We were hungry and we had a car, but with no direction or knowledge of where to go.
We were gently and abruptly led, like an inevitable funnel, towards an old restaurant with lemons hanging down from the arbors and wine from every region imaginable.
As we were guided there, with no rhyme or reason ourselves, yet in perfect synchronistic union with Divine timing, an old man appeared in our headlights.
Not sure whether to head left or right of the man and not sure whether we were heading down a narrowing path towards a pedestrian only area, we reached an impasse. We needed divine guidance, and a sign. Luckily, in a bit of anger and frustration, he gestured to his right towards an open driveway. He had to make up his mind first about us going to his left or his right before we could make any action. It was he who was in the middle of our road, but it was we who were in the middle of his town. He in the rain, we in the shelter of a car.
We turned left down the tiny driveway and found the last open parking space in the small area for cars, and ended up at a table sheltered underneath that arbor, out of the rain.
That is the way with the Sorrentinos, guiding people among their "land of the Sirens." People panic when chaos erupts, like how it was with the citizens of Pompeii. You can see them even today, frozen in postures of Panic.
When the shit hits the fan, who's gonna run for cover and who's gonna direct them? And where? If a live grenade is tossed in the middle of a group, what happens? Who acts and how?
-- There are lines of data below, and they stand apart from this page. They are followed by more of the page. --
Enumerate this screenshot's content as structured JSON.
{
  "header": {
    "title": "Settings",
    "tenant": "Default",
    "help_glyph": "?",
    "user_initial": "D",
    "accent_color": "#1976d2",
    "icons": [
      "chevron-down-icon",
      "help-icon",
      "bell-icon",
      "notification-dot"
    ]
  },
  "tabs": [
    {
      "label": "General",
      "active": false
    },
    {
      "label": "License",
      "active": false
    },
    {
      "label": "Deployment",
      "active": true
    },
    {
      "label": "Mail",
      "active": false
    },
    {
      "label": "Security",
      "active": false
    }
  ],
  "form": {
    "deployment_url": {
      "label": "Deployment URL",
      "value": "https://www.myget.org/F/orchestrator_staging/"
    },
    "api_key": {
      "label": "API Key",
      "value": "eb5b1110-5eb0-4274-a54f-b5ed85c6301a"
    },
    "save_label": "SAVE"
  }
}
Like him or not, I imagine that old man was one of the ones who might jump on that grenade. Or maybe he was the second man to jump on it, and his buddy was the first. Maybe he had to peel himself off his dead friends body and keep living, knowing they both had the best of intentions, wanting to keep others alive.
Life takes funny turns, and we don't always plan for what's gonna happen. Maybe Mount Vesuvius erupts, maybe someone you love gets ill, or maybe you inherit a large wad of cash, out of the blue, just like that.
Simply remember to enjoy the now, turn left at the old man, and always order the panna cotta.